Once Haynes was ready for her next news job, she started making and mailing hundreds of tapes of her work to every news director she could—to the point where workers in the three post offices she patronized were on a first-name basis with her. If she was near a news affiliate, she’d drop in and try to speak with the news director. Finding that end-game job was practically a job in and of itself, but she had the fire to become a news anchor and to make an impact.
Coming Back to Knoxville
Haynes got her break when she interviewed to be a “Live At 5” reporter at WBIR-TV, and she recalls that day very clearly for many reasons. As she sat and waited for her interview, a man with a “larger-than-life personality” walked into the room and began chatting with her about why she was there. It turns out he was Russell Biven, who would eventually be her co-anchor for many years. Looking back, Haynes still shakes her head in wonderment at how the woman who interviewed that day had no idea what the next 20 years held for her.
It wasn’t long after she was hired at the station that she stepped into the co-anchor role and began her journey of telling the stories of Knoxville and its surrounding community. Out of the many issues she covered during her time at WBIR-TV, three series stand out in her mind, each of which still bring her emotions to the surface when she recalls them. She started with the topic that was the most deeply personal one: infertility.
“When I first brought the series up to my news director I said, ‘I’ve got an idea here.’ I had struggled with infertility, I wasn’t able to have kids. Through that process, I thought, ‘Now wait a minute. People are suffering alone.’ I thought, ‘We really need to spotlight it.’ I want to connect with women and our viewers to share their stories,” Haynes recalled.
At first, she fell back on the “old guard” way of approaching journalism, which is to never insert ones’ self into a story. But as she interviewed various women about their infertility journeys, and saw how vulnerable and brave they were, she realized it was time to share her own story.

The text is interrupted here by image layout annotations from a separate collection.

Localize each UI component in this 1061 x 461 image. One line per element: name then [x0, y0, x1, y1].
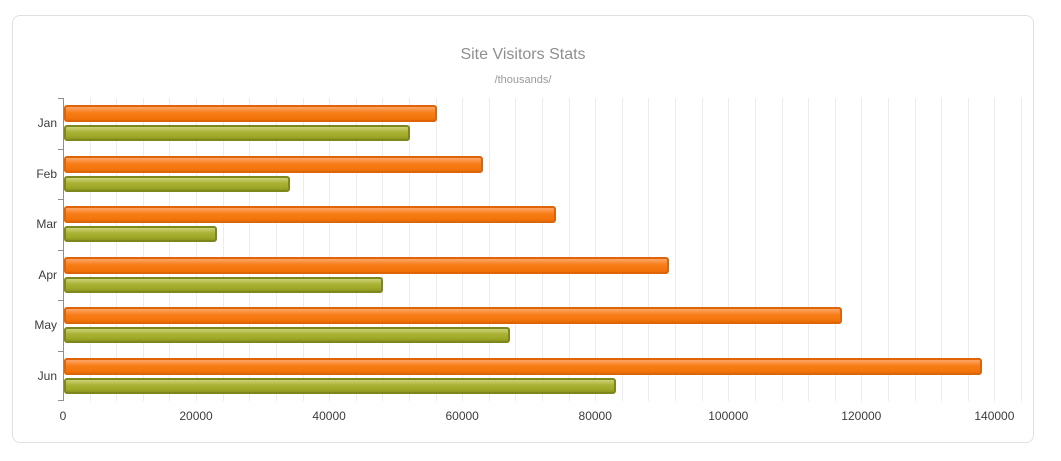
chart-title: Site Visitors Stats: [460, 46, 586, 63]
gridline: [701, 98, 703, 401]
gridline: [887, 98, 889, 401]
chart-subtitle: /thousands/: [494, 74, 552, 86]
gridline: [728, 98, 730, 401]
bar-apr-olive[interactable]: [64, 277, 383, 293]
gridline: [116, 98, 118, 401]
gridline: [488, 98, 490, 401]
category-label-apr: Apr: [38, 268, 57, 282]
bar-may-orange[interactable]: [64, 307, 842, 324]
chart-card: Site Visitors Stats /thousands/ Jan Feb Ma…: [12, 15, 1034, 443]
gridline: [914, 98, 916, 401]
gridline: [515, 98, 517, 401]
gridline: [302, 98, 304, 401]
bar-jan-olive[interactable]: [64, 125, 410, 141]
bar-may-olive[interactable]: [64, 327, 510, 343]
gridline: [595, 98, 597, 401]
gridline: [621, 98, 623, 401]
y-axis-tick: [58, 98, 63, 99]
x-axis-labels: 0 20000 40000 60000 80000 100000 120000 140000: [13, 409, 1033, 425]
gridline: [196, 98, 198, 401]
gridline: [435, 98, 437, 401]
gridline: [408, 98, 410, 401]
x-tick-label-100000: 100000: [708, 409, 749, 423]
bar-feb-olive[interactable]: [64, 176, 290, 192]
bar-jun-orange[interactable]: [64, 358, 982, 375]
gridline: [781, 98, 783, 401]
gridline: [142, 98, 144, 401]
category-label-may: May: [34, 318, 57, 332]
gridline: [1021, 98, 1022, 401]
x-tick-label-140000: 140000: [974, 409, 1015, 423]
gridline: [808, 98, 810, 401]
gridline: [542, 98, 543, 401]
bar-jun-olive[interactable]: [64, 378, 616, 394]
y-axis-labels: Jan Feb Mar Apr May Jun: [13, 98, 57, 401]
x-tick-label-60000: 60000: [445, 409, 479, 423]
gridline: [169, 98, 171, 401]
category-label-mar: Mar: [36, 217, 57, 231]
x-tick-label-0: 0: [59, 409, 67, 423]
gridline: [834, 98, 836, 401]
bar-mar-olive[interactable]: [64, 226, 217, 242]
plot-area: [58, 98, 1022, 401]
gridline: [568, 98, 570, 401]
bar-jan-orange[interactable]: [64, 105, 437, 122]
gridline: [249, 98, 251, 401]
gridline: [275, 98, 277, 401]
category-label-jun: Jun: [37, 369, 57, 383]
x-tick-label-40000: 40000: [312, 409, 346, 423]
category-label-jan: Jan: [37, 116, 57, 130]
gridline: [994, 98, 996, 401]
y-axis-tick: [58, 351, 63, 352]
gridline: [941, 98, 943, 401]
gridline: [675, 98, 677, 401]
gridline: [355, 98, 357, 401]
y-axis-tick: [58, 250, 63, 251]
y-axis-tick: [58, 400, 63, 401]
bar-feb-orange[interactable]: [64, 156, 483, 173]
gridline: [754, 98, 756, 401]
bar-apr-orange[interactable]: [64, 257, 669, 274]
gridline: [89, 98, 91, 401]
y-axis-tick: [58, 300, 63, 301]
x-tick-label-80000: 80000: [578, 409, 612, 423]
bar-mar-orange[interactable]: [64, 206, 556, 223]
category-label-feb: Feb: [36, 167, 57, 181]
gridline: [222, 98, 224, 401]
x-tick-label-120000: 120000: [841, 409, 882, 423]
gridline: [382, 98, 384, 401]
gridline: [329, 98, 331, 401]
gridline: [462, 98, 464, 401]
y-axis-line: [63, 98, 64, 401]
gridline: [861, 98, 863, 401]
gridline: [648, 98, 650, 401]
y-axis-tick: [58, 149, 63, 150]
x-tick-label-20000: 20000: [179, 409, 213, 423]
gridline: [967, 98, 969, 401]
y-axis-tick: [58, 199, 63, 200]
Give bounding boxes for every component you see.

In a similar vein of difficult stories to tell, Haynes also highlights a series she did about teen suicide in response to multiple teens who died by suicide within a few months of each other. Those were hard conversations, but good ones, that she believes reduced stigma and shed light on how teenagers and others going through depression can be better supported in efforts to prevent such tragedies.
Finally, her series on East Knoxville touched on everything she’s loved about being a journalist in Knoxville. She learned about the rich history of the once-thriving Magnolia Avenue, and the effects of urban sprawl, gentrification, and other issues that over the years have affected those who live in East Knoxville. Haynes said whether it was reporting these in-depth series, or heart-warming stories, or more tragic incidents, she wanted to ensure every story she told was about the people involved.
“I love the heart of the story and being able to connect, and getting someone’s trust. You have to have that empathy and respect for people, and you have to listen. That’s what I really enjoyed most, connecting and developing those relationships and gaining that trust and sharing their story. The heart of the story is sometimes overlooked,” she said. “That Volunteer spirit is something you have to live. The WBIR-TV brand, ‘Straight from the heart’—that wasn’t just words. It is a way of living. It doesn’t mean that you don’t tackle the hard stories. It means you do it with respect and care at the forefront.”
As for the next part of Haynes’ own story, she’s still not sure what it is. With the advent of new platforms and technology such as podcasts, social media, and blogs, there are plenty of avenues she could take.
“I’m not starting over, just starting a new chapter, and it’s OK not to know. It’s probably the first time since I was nine that I don’t know what I want to do when I grow up. As Russell Biven has recently said, ‘Get ready to be comfortable with the uncomfortable.’,” Haynes said.